Entwurf der Bundesregierung betreffend eines Gesetzes zur weiteren Fortentwicklung des Finanzplatzes Deutschland (Drittes Finanzmarktförderungsgesetz) | |
13. Wahlperiode, Bundestags-Drucksache Nr. 13/8933 vom 06.11.1997 | Seite |
Zu Nummer 4 (§ 15)
Zu Buchstabe a
Gegenwärtig sieht § 15 eine Pflicht zur Veröffentlichung von nicht öffentlich bekannten Tatsachen, die geeignet sind, den Börsenpreis der zugelassenen Wertpapiere erheblich zu beeinflussen, nur vor, wenn die Tatsachen sich sowohl auf die Vermögens- als auch auf die Finanzlage des Emittenten auswirken. Durch die Änderung werden künftig auch solche Tatsachen publizitätspflichtig, die sich nur auf die Vermögenslage oder auf die Finanzlage auswirken. Die Änderung ist zur Verbesserung der Transparenz im Hinblick auf wirtschaftlich bedeutsame Vorgänge erforderlich. Werden z. B. einem Unternehmen kurzfristig sämtliche Kreditlinien gekündigt, ist hiervon zunächst nur die Finanzlage betroffen; auf die Vermögenslage wirkt sich die Kündigung erst zu einem späteren Zeitpunkt aus. Die Änderung trägt in derartigen Fällen dem berechtigten Bedürfnis nach möglichst frühzeitiger Information Rechnung.

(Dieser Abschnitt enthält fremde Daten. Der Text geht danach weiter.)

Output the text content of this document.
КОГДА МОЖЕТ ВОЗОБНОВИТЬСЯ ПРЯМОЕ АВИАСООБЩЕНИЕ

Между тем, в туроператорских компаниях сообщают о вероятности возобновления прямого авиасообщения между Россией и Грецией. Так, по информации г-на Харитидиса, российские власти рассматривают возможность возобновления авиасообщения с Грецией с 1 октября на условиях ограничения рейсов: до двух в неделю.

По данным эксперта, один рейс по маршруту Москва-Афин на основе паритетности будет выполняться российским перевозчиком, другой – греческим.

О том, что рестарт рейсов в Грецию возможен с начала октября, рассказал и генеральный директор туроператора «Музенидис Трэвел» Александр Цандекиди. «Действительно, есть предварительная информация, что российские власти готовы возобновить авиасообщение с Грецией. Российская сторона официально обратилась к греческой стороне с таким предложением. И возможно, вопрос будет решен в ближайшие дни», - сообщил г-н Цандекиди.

Die Regelung ist mit dem Recht der Europäischen Union vereinbar. Zweck der Regelung in der Richtlinie ist die Herstellung einer möglichst frühzeitigen und umfassenden Transparenz im Hinblick auf wirtschaftlich bedeutsame Vorgänge. Dies spricht dafür, eine Veröffentlichungspflicht des Emittenten auch zu bejahen, wenn nur die Vermögens- oder die Finanzlage betroffen ist.
Zu Buchstabe b
Die im Rahmen des Zweiten Finanzmarktförderungsgesetzes vom 26. Juli 1994 (BGBl. I S. 1749) am 1. Januar 1995 in Kraft getretene Vorschrift des § 15 verpflichtet Emittenten von Wertpapieren, die zum Handel an einer inländischen Börse zugelassen sind, unter bestimmten Voraussetzungen der Öffentlichkeit nicht bekannte kursrelevante Tatsachen unverzüglich zu veröffentlichen (sog. ad hoc-Publizität). Nach Absatz 2 sind die zu veröffentlichenden Tatsachen vor ihrer Veröffentlichung den Geschäftsführungen der Börsen, an denen die Wertpapiere oder mit ihnen in Zusammenhang stehende Derivate gehandelt werden, und dem BAWe mitzuteilen.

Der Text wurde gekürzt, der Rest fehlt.